The FedEx driver popped up at my front door unexpectedly. I didn’t realize that the fermentor would get here so soon after I ordered it. I was busy with work though, so I asked the driver to drop it in the driveway.

The autumn leaves…

So I had a crate. I thought it’d be strapped to a pallet,  but a crate is nice.

So I suppose I have to uncrate this.

But how does one uncrate something? Spoiler alert: I have already done it, and I am still unsure I did it correctly. But to preserve the crate in case I needed it later, I tried to be careful.

The crate without the lid.

First thing I did was look for screws. The only screws I could find were on the lid. I grabbed my rusty screwdriver and removed the dozen or so screws and saw the top of this thing. First thought: wow, this is shiny. Second thought: holy crap that is a big clamp!

Glorious packaging.

So then came the hard part: identifying a side to take off. I went with one of the two inset sides, and with a flat blade screwdriver and a hammer, I took out twenty or so staples. It probably took half an hour to get to this point.
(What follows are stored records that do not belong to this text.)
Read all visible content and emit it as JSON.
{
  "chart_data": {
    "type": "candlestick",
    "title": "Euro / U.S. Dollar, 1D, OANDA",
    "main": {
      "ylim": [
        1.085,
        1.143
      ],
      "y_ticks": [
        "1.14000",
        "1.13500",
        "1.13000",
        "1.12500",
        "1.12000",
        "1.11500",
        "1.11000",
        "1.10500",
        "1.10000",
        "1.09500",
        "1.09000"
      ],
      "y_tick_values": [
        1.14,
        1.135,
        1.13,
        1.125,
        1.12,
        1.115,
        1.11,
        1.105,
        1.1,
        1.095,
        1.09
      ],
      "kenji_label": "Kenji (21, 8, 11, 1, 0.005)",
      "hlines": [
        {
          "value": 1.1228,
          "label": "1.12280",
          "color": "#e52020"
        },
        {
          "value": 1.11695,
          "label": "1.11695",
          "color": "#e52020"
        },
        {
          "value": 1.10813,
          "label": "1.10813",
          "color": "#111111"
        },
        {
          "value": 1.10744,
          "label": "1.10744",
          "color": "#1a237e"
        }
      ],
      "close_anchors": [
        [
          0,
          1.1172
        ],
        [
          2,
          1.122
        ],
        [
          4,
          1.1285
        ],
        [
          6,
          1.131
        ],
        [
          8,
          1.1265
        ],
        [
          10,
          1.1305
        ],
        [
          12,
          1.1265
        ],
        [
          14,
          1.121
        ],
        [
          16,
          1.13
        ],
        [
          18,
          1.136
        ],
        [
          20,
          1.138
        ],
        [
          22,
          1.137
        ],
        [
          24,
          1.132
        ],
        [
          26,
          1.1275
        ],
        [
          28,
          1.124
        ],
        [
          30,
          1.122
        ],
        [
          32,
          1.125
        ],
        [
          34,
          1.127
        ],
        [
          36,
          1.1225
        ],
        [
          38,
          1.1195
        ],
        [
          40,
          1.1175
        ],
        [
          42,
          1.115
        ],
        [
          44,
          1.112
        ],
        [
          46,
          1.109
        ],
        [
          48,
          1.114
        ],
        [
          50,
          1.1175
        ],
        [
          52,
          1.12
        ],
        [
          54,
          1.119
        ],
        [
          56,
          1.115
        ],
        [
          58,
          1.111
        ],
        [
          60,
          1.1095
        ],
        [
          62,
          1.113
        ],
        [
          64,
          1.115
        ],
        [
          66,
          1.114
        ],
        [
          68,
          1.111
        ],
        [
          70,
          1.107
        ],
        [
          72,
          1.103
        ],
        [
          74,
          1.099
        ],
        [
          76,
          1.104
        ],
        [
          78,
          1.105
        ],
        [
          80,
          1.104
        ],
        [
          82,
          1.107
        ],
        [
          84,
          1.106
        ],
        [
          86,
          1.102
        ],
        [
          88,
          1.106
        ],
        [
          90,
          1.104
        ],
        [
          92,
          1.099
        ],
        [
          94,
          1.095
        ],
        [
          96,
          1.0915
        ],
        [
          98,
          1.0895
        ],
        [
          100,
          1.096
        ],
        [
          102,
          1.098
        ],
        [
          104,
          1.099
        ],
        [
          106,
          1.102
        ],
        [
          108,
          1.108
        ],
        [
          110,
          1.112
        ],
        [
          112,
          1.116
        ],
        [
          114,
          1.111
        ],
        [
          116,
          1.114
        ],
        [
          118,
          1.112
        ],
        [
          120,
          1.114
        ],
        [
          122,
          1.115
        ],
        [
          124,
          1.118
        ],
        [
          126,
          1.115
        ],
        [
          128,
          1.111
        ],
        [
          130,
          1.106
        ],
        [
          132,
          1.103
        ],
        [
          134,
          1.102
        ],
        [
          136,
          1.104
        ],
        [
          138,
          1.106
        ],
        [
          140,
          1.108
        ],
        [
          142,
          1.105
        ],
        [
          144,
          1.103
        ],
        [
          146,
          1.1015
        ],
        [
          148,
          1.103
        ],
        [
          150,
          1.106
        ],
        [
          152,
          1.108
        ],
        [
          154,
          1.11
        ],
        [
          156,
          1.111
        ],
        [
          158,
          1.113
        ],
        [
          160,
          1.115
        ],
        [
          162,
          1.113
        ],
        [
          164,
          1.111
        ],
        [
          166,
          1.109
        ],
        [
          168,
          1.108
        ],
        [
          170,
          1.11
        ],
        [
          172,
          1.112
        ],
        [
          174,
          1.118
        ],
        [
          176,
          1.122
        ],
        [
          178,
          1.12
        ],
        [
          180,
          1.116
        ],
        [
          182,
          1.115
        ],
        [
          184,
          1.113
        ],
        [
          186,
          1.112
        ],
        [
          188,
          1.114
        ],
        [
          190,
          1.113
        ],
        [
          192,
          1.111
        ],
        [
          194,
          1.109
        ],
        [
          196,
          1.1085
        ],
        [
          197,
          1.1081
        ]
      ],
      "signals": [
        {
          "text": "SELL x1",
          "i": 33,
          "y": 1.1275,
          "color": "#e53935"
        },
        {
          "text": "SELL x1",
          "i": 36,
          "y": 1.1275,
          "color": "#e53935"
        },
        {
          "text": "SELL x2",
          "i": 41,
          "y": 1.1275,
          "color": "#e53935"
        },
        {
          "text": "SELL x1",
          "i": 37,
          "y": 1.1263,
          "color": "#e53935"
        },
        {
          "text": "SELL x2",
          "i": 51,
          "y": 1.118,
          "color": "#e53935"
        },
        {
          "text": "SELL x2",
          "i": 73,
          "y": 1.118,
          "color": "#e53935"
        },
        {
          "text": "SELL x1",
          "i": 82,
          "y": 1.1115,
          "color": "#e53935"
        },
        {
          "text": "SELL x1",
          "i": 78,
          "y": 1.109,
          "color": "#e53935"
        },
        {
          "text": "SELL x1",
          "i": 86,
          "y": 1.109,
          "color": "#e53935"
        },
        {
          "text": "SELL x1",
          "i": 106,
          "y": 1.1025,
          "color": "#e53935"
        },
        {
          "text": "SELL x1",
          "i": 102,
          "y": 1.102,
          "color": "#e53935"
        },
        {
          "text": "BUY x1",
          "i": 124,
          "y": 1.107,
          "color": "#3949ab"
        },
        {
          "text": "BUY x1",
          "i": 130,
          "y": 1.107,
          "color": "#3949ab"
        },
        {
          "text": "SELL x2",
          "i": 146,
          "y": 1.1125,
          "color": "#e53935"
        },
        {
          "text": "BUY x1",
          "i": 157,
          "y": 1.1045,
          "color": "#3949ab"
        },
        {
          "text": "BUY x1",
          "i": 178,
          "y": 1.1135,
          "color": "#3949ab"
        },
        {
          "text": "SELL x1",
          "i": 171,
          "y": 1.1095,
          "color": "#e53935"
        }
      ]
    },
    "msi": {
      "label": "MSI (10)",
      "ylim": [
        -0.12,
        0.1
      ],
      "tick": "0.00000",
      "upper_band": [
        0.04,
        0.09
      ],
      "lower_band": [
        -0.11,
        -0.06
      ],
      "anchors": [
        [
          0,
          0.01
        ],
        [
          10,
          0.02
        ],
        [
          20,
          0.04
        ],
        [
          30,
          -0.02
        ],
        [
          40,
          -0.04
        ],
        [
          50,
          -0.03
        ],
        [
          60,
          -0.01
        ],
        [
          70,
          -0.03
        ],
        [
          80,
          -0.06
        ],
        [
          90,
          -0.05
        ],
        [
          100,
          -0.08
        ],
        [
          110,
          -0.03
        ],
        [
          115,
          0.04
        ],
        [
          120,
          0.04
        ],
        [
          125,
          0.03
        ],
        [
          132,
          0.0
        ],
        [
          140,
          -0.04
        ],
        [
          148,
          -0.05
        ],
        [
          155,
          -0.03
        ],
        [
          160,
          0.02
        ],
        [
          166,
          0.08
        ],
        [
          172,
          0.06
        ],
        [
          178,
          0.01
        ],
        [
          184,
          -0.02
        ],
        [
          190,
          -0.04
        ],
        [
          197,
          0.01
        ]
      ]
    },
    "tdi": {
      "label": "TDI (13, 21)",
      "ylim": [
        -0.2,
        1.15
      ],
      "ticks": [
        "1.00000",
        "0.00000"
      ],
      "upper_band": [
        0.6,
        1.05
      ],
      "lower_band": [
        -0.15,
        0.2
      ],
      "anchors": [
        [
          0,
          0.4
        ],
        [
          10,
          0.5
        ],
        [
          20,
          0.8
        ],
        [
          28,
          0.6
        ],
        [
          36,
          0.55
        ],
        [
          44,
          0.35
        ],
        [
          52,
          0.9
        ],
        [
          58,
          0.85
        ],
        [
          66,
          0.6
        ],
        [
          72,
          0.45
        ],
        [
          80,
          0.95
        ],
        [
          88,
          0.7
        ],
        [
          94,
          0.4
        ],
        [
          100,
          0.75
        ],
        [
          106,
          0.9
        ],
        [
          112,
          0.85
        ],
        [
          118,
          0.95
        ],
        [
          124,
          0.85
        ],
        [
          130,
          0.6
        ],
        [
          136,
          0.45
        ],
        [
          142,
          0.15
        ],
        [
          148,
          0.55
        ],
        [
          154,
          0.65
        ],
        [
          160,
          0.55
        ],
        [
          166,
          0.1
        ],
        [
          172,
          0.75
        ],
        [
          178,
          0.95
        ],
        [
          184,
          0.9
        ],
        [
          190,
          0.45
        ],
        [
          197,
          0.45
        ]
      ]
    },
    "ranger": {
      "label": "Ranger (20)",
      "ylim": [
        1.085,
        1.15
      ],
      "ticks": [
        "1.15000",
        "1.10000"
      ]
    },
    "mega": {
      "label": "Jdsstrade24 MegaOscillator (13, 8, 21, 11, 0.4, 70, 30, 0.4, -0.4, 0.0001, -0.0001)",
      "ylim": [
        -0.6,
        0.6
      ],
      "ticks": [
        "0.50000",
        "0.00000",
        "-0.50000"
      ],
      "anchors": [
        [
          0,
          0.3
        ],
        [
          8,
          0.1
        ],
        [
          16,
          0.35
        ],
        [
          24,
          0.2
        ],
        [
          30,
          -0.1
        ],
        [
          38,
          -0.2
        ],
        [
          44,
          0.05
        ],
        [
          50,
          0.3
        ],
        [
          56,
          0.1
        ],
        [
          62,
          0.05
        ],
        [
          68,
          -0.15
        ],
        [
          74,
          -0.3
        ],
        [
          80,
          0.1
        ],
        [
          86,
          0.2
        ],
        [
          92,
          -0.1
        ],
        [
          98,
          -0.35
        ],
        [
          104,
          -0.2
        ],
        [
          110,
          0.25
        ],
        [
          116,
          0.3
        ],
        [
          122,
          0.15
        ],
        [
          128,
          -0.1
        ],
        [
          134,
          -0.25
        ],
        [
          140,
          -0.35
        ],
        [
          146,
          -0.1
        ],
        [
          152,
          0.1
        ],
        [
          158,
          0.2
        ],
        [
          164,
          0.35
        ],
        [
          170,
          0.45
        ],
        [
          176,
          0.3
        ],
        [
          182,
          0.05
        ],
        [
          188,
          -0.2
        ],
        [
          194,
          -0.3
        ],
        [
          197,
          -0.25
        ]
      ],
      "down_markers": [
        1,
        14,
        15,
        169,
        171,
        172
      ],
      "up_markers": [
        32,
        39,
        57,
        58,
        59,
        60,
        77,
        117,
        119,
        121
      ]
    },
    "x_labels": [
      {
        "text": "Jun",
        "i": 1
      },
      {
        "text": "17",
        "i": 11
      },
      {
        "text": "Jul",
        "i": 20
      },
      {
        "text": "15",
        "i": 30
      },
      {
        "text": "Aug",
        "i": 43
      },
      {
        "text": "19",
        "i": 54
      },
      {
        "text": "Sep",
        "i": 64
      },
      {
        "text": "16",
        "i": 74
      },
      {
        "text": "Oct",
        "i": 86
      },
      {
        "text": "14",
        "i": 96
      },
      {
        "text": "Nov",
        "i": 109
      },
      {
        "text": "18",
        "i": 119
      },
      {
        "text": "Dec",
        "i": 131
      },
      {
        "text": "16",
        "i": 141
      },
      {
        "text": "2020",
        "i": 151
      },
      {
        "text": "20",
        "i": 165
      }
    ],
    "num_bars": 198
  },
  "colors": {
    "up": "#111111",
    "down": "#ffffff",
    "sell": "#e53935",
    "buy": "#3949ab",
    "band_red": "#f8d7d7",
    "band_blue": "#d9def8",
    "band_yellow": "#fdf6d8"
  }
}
But once I had the side off, I was able to admire the packing job.

The crate was built specifically for this fermentor, and it showed. The unit was snuggled into the crate with just a few tight layers of bubble wrap. The top was held in place with expanding foam bags. Unsurprisingly, there were no dings or scratches at all in the finish that I could find. Brewer’s Hardware used blue masking tape to hold the bubble wrap on which is nice because it is relatively easy to remove and leaves no residue.

Damn this is a big 8 gal fermentor.

The lid is one of the most impressive parts. It is essentially a 12in TC adapter with three 1.5in and a single 3in TC flanges. This may seem like a lot, but the number is tempered by the lack of a side mounted thermowell, so one flange would be taken up for that. Blowoff will consume another, leaving a single 1.5 and the 3. Speaking of blowoff, the fermentor comes with a right-angled hose barb but one can opt for the $150 stainless blowoff cane that they produce in shop.

I opted for a vacuum breaker and a pressure gauge.

It includes a 1.5in TC dump valve and rotating racking arm, which uses o rings to help prevent leaks since the TC clamp has to be loosened for the arm to rotate. They also provide a seal that is made from a harder material that will rotate better.

Those are my butterfly valves, not the stock ones.

Additionally, the fermentor comes with extra clamps, two 3 position butterfly valves (one 1.5in and one 1in) for the dump and the racking arm and extra gaskets.

Nicely packaged clamps and valves.

In addition to the blowoff tube, I also ordered the optional casters. According to the website the unit is 80lbs dry, but I assume that is just the vessel with no valves or accessories. That is lot of weight in my garage to not have the flexibility to move around. Oddly, when I went to install the casters I found out that two out of three legs were stuffed with foam. I have no idea why. About five minutes with a pocket knife fixed the foam problem and was able to knock the casters in with a rubber mallet.

Mystery foam. Yes, even the feet are TC flanges.

That is about it for the unboxing experience. Next I’ll write up the setup, and then go over the temperature control bits.